The lab focused on the student’s observation and interpretive skills through their analysis of paintings and artifacts. In pairs, students interpreted two pieces of artwork and then explored why perspectives and interpretations of art, concepts, or items may vary among classmates.
For many students, the highlight of the class was the interactive aspect of it and the relevance to current curriculum. First-year OTD student, Quenita Simms, chose ‘The Soprano at the Mourning Easter Wake of 1968’ by Daniel Pressley, a wooden portrait of a singer at Martin Luther King Jr's wake in 1968.
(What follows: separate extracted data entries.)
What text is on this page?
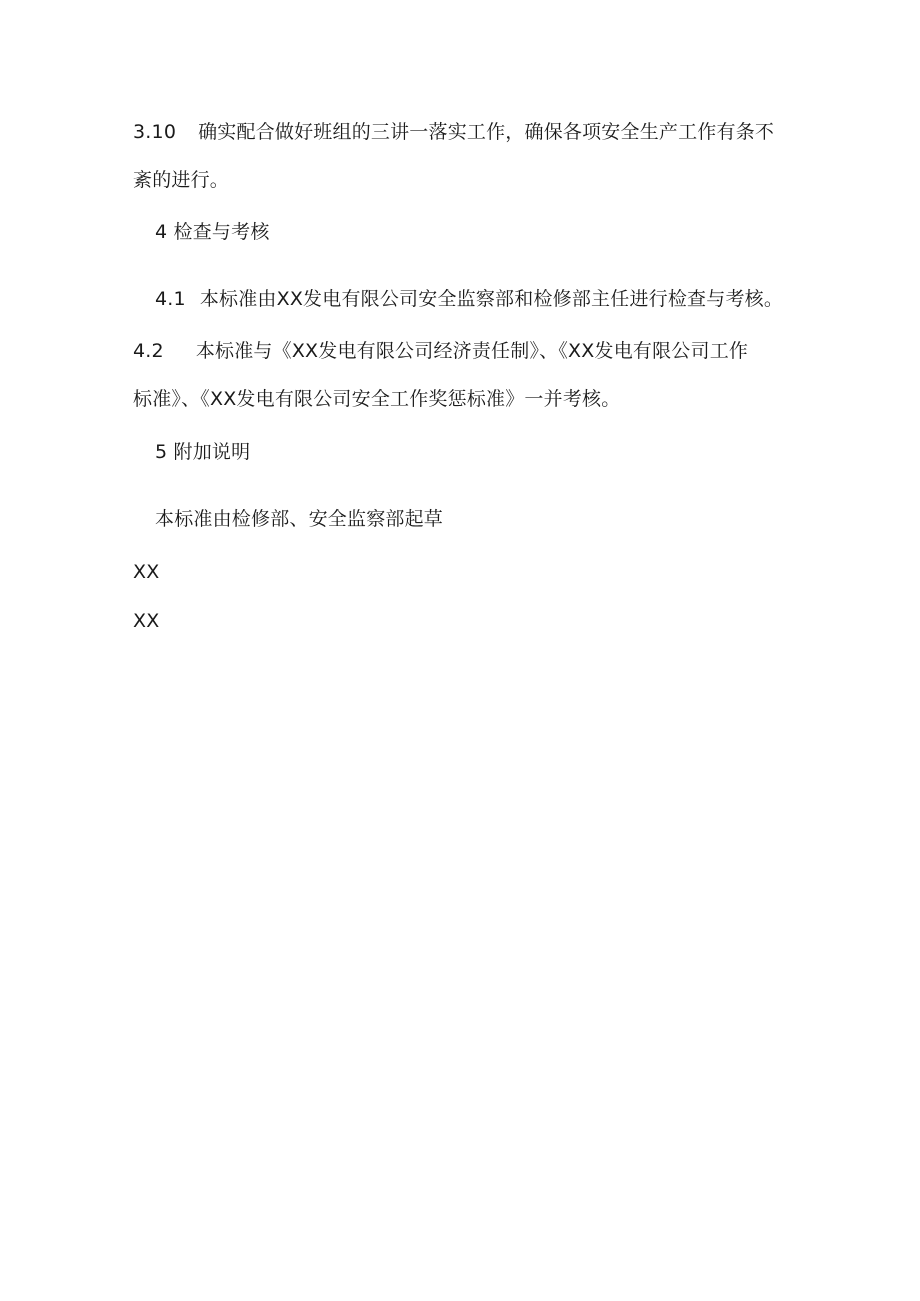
3.10 确实配合做好班组的三讲一落实工作，确保各项安全生产工作有条不
紊的进行。
4 检查与考核
4.1 本标准由XX发电有限公司安全监察部和检修部主任进行检查与考核。
4.2 本标准与《XX发电有限公司经济责任制》、《XX发电有限公司工作
标准》、《XX发电有限公司安全工作奖惩标准》一并考核。
5 附加说明
本标准由检修部、安全监察部起草
XX
XX
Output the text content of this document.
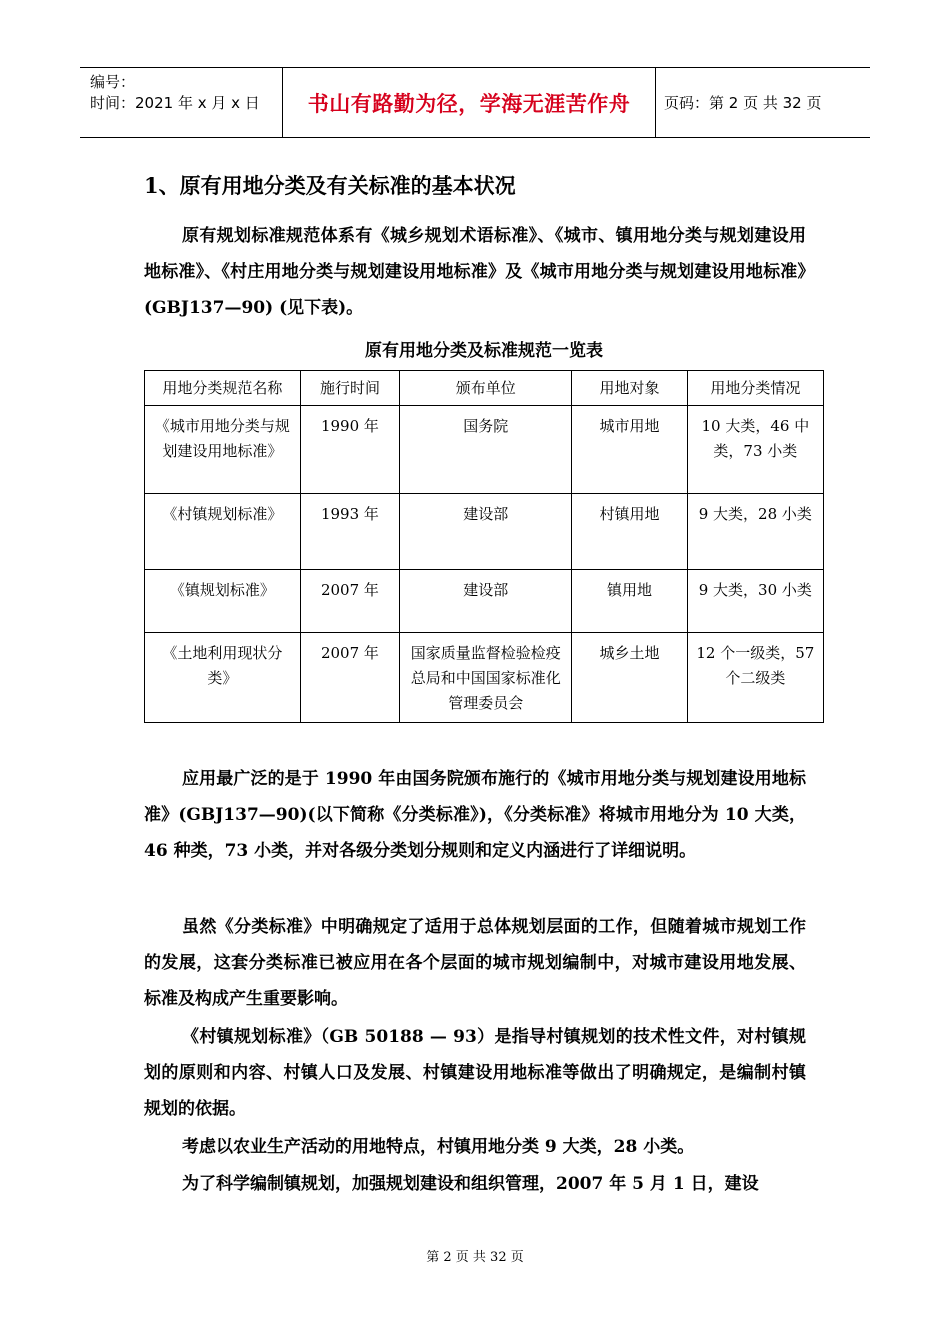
编号：
时间：2021 年 x 月 x 日 书山有路勤为径，学海无涯苦作舟	页码：第 2 页 共 32 页
1、原有用地分类及有关标准的基本状况

原有规划标准规范体系有《城乡规划术语标准》、《城市、镇用地分类与规划建设用地标准》、《村庄用地分类与规划建设用地标准》及《城市用地分类与规划建设用地标准》(GBJ137—90) (见下表)。

原有用地分类及标准规范一览表
用地分类规范名称	施行时间	颁布单位	用地对象	用地分类情况
《城市用地分类与规划建设用地标准》	1990 年	国务院	城市用地	10 大类，46 中类，73 小类
《村镇规划标准》	1993 年	建设部	村镇用地	9 大类，28 小类
《镇规划标准》	2007 年	建设部	镇用地	9 大类，30 小类
《土地利用现状分类》	2007 年	国家质量监督检验检疫总局和中国国家标准化管理委员会	城乡土地	12 个一级类，57 个二级类

应用最广泛的是于 1990 年由国务院颁布施行的《城市用地分类与规划建设用地标准》(GBJ137—90)(以下简称《分类标准》)，《分类标准》将城市用地分为 10 大类，46 种类，73 小类，并对各级分类划分规则和定义内涵进行了详细说明。

虽然《分类标准》中明确规定了适用于总体规划层面的工作，但随着城市规划工作的发展，这套分类标准已被应用在各个层面的城市规划编制中，对城市建设用地发展、标准及构成产生重要影响。

《村镇规划标准》（GB 50188 — 93）是指导村镇规划的技术性文件，对村镇规划的原则和内容、村镇人口及发展、村镇建设用地标准等做出了明确规定，是编制村镇规划的依据。

考虑以农业生产活动的用地特点，村镇用地分类 9 大类，28 小类。

为了科学编制镇规划，加强规划建设和组织管理，2007 年 5 月 1 日，建设

第 2 页 共 32 页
“By seeing the portrait in-person, rather than online, I was able to see a lot more of the context because it was a 3D structure. I really appreciated this experience because I was able to apply what I learned and Dr. Ideishi really helped me to dig deeper,” said Simms.
“I was super excited about the assignment at the National Portrait Gallery! It's opportunities like these, where we're able to take advantage of the DC location, that made me choose the GW eOTD program,” explained Jenny Kim on the location of the lab.
Kim also went on to explain why she believes perspective is so important, especially in the field of occupational therapy, “As I continue my first semester here, I feel that I am constantly relearning how not everything is ‘black or white’ and we live in a world full of ‘gray areas.’ There can be beauty in the ‘gray area’ even when it feels uncomfortable. Overall, the assignment was very enlightening.”
What students were able to take away from this activity further exemplifies the values of GW OT and its aims to diversify occupational therapy, through use of its location in the nation's capital to develop practitioners who innovate and address the unmet occupational needs through collaboration with local, national, and global communities.